Predictive data, the real workhorse behind the Internet of Things

It's not just about collecting mounds of data anymore, but analyzing it to make smart decisions.

The market for connected devices like fitness wearables, smart watches and smart glasses, not to mention remote sensing devices that track the health of equipment, is expected to soar in the coming years. By 2020, Gartner expects, 26 billion units will make up the Internet of Things, and that excludes PCs, tablets and smartphones.

With so many sensors collecting data about equipment status, environmental conditions and human activities, companies are growing rich with information. The question becomes: What to do with it all? How to process it most effectively and use it in the smartest way possible?

Businesses are learning that it's not enough to gather mounds of data. The data on its own is only marginally interesting. "Where we are today is static," says Vernon Turner, an IDC analyst.

Some current examples in the consumer world exemplify this. A fitness wearable, for instance, might tell users how many steps they've walked in a day. But the device could be much more valuable if it were linked to other health data. In that case, an app could tell the user that lack of activity might explain higher blood pressure results. Or, the device could learn that the user tends to walk less on weekends and send a reminder during a gap on her calendar to get some exercise.

SunPower app
A SunPower Corp. employee points to app that allows homeowners with integrated solar panel roofs to track their home's daily, weekly and monthly power production and consumption. REUTERS/Mike Blake

It's a similar situation for businesses that are collecting detailed information about products in the field and trying to marry it with data from other sources so that they can make smart business decisions.

"It's increasingly coming down to 'what does the rest of the world look like vis a vis your company?'" says Kurt Cagle, principal evangelist for semantic technology at Avalon Consulting, LLC, a company that helps businesses manage the Internet of Things. "This is a radical shift in thinking."
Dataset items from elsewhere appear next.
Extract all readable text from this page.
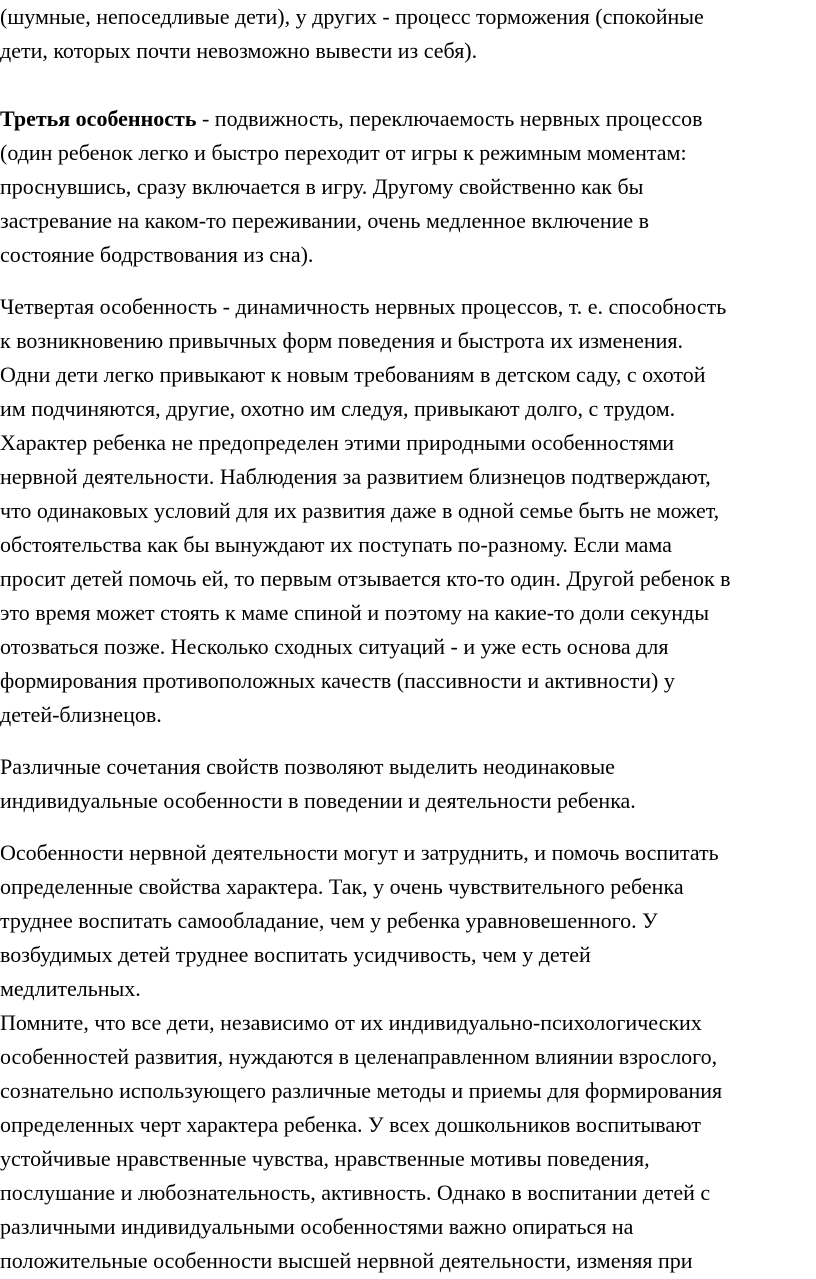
(шумные, непоседливые дети), у других - процесс торможения (спокойные

дети, которых почти невозможно вывести из себя).

Третья особенность - подвижность, переключаемость нервных процессов

(один ребенок легко и быстро переходит от игры к режимным моментам:

проснувшись, сразу включается в игру. Другому свойственно как бы

застревание на каком-то переживании, очень медленное включение в

состояние бодрствования из сна).

Четвертая особенность - динамичность нервных процессов, т. е. способность

к возникновению привычных форм поведения и быстрота их изменения.

Одни дети легко привыкают к новым требованиям в детском саду, с охотой

им подчиняются, другие, охотно им следуя, привыкают долго, с трудом.

Характер ребенка не предопределен этими природными особенностями

нервной деятельности. Наблюдения за развитием близнецов подтверждают,

что одинаковых условий для их развития даже в одной семье быть не может,

обстоятельства как бы вынуждают их поступать по-разному. Если мама

просит детей помочь ей, то первым отзывается кто-то один. Другой ребенок в

это время может стоять к маме спиной и поэтому на какие-то доли секунды

отозваться позже. Несколько сходных ситуаций - и уже есть основа для

формирования противоположных качеств (пассивности и активности) у

детей-близнецов.

Различные сочетания свойств позволяют выделить неодинаковые

индивидуальные особенности в поведении и деятельности ребенка.

Особенности нервной деятельности могут и затруднить, и помочь воспитать

определенные свойства характера. Так, у очень чувствительного ребенка

труднее воспитать самообладание, чем у ребенка уравновешенного. У

возбудимых детей труднее воспитать усидчивость, чем у детей

медлительных.

Помните, что все дети, независимо от их индивидуально-психологических

особенностей развития, нуждаются в целенаправленном влиянии взрослого,

сознательно использующего различные методы и приемы для формирования

определенных черт характера ребенка. У всех дошкольников воспитывают

устойчивые нравственные чувства, нравственные мотивы поведения,

послушание и любознательность, активность. Однако в воспитании детей с

различными индивидуальными особенностями важно опираться на

положительные особенности высшей нервной деятельности, изменяя при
Traditionally, businesses have used tools like business intelligence software to look at data about the company's internal activities, he says. But adding other information including public data about the environment or local events, for instance, as well as data produced by sensors that other companies have in the field, can add much more value, he says.

It turns out, though, that combining that data is often tough because it typically comes in different forms. For now, while many companies are moving in the right direction, not many have built fully integrated, elegant solutions -- or if they have, they've had to do a lot of custom wrangling to get it right.
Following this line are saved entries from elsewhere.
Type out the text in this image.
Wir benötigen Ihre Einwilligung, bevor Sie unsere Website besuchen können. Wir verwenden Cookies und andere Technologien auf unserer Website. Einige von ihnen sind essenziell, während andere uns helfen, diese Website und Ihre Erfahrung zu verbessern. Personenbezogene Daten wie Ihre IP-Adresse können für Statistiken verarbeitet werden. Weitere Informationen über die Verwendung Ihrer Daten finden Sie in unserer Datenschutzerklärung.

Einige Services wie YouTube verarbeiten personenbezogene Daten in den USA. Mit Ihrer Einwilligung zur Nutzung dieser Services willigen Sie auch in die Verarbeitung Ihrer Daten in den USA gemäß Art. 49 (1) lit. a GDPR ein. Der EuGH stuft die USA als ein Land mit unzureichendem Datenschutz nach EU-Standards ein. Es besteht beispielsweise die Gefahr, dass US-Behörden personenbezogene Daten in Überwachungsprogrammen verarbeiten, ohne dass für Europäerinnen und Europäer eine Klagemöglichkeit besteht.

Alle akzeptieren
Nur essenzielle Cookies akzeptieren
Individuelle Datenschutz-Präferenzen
Putting the pieces together

"We see countless companies that are past the part of experimentation and deploying sensors and collecting data" but that don't have a fully integrated solution, IDC's Turner says. "It's the complexity of the implementation."

Businesses need infrastructure on the back end that enables the combination of data from various sources as well as the analytics power to make sense of it all. Then they need dashboards or visualizations that let line of business people understand the meaning of the data so they can make smart decisions based on it, he says.
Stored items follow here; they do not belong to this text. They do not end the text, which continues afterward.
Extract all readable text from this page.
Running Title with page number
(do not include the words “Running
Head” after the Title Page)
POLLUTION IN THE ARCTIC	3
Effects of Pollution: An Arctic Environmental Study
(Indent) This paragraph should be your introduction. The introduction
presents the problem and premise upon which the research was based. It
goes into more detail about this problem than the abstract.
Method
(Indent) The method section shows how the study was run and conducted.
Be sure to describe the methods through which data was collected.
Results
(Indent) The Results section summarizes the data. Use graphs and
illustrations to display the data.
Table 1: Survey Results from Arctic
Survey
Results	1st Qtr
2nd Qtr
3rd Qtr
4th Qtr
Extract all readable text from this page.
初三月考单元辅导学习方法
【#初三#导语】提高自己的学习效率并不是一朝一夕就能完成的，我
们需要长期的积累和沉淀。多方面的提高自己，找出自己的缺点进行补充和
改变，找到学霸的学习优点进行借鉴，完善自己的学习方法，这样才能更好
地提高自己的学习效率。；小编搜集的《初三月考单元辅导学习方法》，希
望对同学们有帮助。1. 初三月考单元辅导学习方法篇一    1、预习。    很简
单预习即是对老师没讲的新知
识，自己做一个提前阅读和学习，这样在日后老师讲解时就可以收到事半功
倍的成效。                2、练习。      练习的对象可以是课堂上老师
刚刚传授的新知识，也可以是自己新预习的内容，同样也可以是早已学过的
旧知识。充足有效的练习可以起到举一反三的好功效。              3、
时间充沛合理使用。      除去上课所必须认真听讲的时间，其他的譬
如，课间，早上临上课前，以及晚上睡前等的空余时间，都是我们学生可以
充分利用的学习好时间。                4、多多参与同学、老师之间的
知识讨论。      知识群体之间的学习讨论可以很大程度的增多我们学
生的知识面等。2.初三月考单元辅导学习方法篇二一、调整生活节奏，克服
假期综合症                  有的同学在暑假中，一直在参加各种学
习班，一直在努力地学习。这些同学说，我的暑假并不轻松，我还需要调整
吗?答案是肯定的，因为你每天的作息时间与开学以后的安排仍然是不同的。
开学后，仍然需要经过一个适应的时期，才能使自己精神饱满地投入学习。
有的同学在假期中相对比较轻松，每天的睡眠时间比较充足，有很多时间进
Daikin Applied is one company that, with the help of partners, has put together a sophisticated set of hardware and software that collects and analyzes 4,000 different data points about its commercial heating and air conditioning rooftop units. The system, designed with Intel, syncs with weather forecasts to allow building owners to adjust for changing temperatures in advance and lets Daikin know when changes in energy use by individual components indicate a failure is imminent so that the company can dispatch a repair technician beforehand.

In the future, the system also will let Daikin feed important data to local utilities that might be able to use it to reduce the power output to any given piece of gear. Talks with utilities are in preliminary stages right now, says Kevin Facinelli, executive vice president of operations at Daikin Applied. (Daikin Applied is part of Daikin Industries, the largest HVAC manufacturer in the world.)

In this implementation, hardware plays an important role. The system starts with a gateway that's based on Intel's Quark system on a chip (SoC), runs Wind River's operating system and is secured by McAfee software.

"Instead of just passing all the data through to the cloud, we have an SoC so we can do pre-possessing," Facinelli explains. That means the gateway, which will be built into all future Daikin rooftop systems, sends only important data, like a change in status of a component, rather than sending along an endless stream of "I'm normal" signals, he says. Doing some processing on site reduces the volume of data that needs to be transmitted -- Daikin primarily uses cellular connectivity -- and also helps to reduce the data warehousing load on the back end.